Мне вспомнился один вечер. Приболела Казимира, которая выполняла все тяжелые работы в нашем доме на горе: приглядывала за садом и инвентарем, колола дрова, зимой топила печи. Крупная деревенская женщина, с длинным, пористым носом, испещренным точками угрей, и маленькими, глубоко посаженными глазами. Тогда мама взяла ведро и пошла на луг вместо Казимиры, доить корову. Я вприпрыжку побежала за ней. Смеркалось, небо на горизонте окрасилось в цвета раздавленного спелого помидора, а все вокруг как-то притихло и уменьшилось в размерах. Притомившись, я не спеша побрела по мягкой, шелковистой траве. Длинные стебли обвивались вокруг моих ног, то и дело приходилось останавливаться и распутывать их, как непослушные шнурки. Стрекотали кузнечики. Когда я нагибалась к траве, мне казалось, что я слышу их совсем близко, будто они стрекочут мне прямо в ухо. Наконец я добралась до луга, где паслась корова. Мама сидела на низенькой трехногой табуретке, склонившись к вымени буренки. И тут я услышала металлический звук — это струйки молока ударялись о дно алюминиевого ведра. Корова хлестала себя хвостом, отгоняя мух и слепней, разок даже угодила маме по щеке. Она отпрянула от неожиданности и, не удержав равновесия, свалилась с табуретки. Опрокинувшееся ведро покатилось по траве.

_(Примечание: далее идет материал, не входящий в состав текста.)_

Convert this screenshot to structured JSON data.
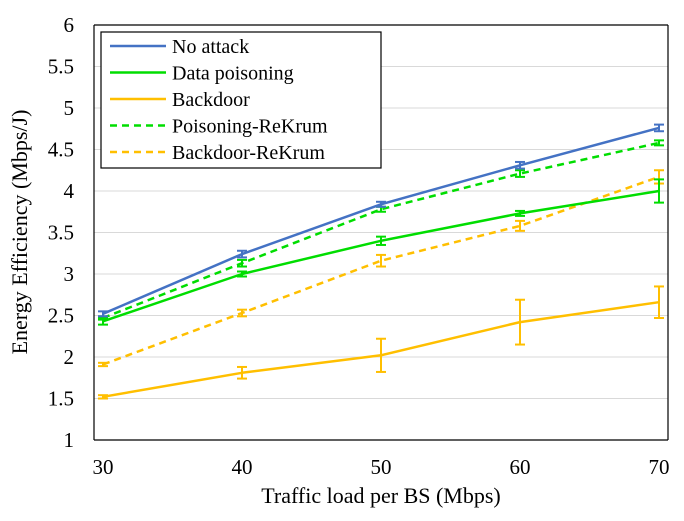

Мама рассердилась, быстро вскочила и резко сказала мне:
— Иди сломай ветку, мух будешь отгонять.
Я побежала к канаве, возле которой рос ольшаник. Выглянул месяц и ярко осветил округу. Деревья отбрасывали длинные тени. Из них на траве складывались необычные узоры и фигуры. Мне казалось, что я вижу бородатого старика в доспехах с длинной пикой в руке. Достаточно было сделать полшага, и старик превратился в маленькую, согнутую в три погибели бабку-ягу с мешком за спиной. Тени кружились, как в калейдоскопе, создавая каждый раз новые фигурки. Я шла вдоль канавы, с любопытством приглядываясь — кого еще я смогу рассмотреть? И увидела коня. С развевающейся гривой, он мчался галопом прямо на меня. На какую-то долю секунды мне почудилось, что он пронесется по мне, затопчет своими копытами. Я зажмурилась и втянула голову в плечи. Однако ничего не произошло. Когда открыла глаза, передо мной были только темные гибкие ветви ольхи. Сломав одну, я помчалась обратно к маме. Она встретила меня выговором:
— Ты еще дольше не могла копаться?
Ольховой веткой я обметала бока коровы, от которой валил пар. Пахло молоком, ведро уже было полнехонько, я даже испугалась, что белая, чуть пенящаяся жидкость начнет переливаться через край. Пальцы матери крепко обхватывали соски. Тыльная сторона ее ладони покрылась сеткой набухших, переплетенных жил. Я смотрела на ее руки, как будто только что их увидела. Они словно жили отдельно от мамы. Эти вздувшиеся жилы на тонких кистях так не вязались с миниатюрной маминой фигуркой, с ее поведением, с ее легкой, скользящей походкой.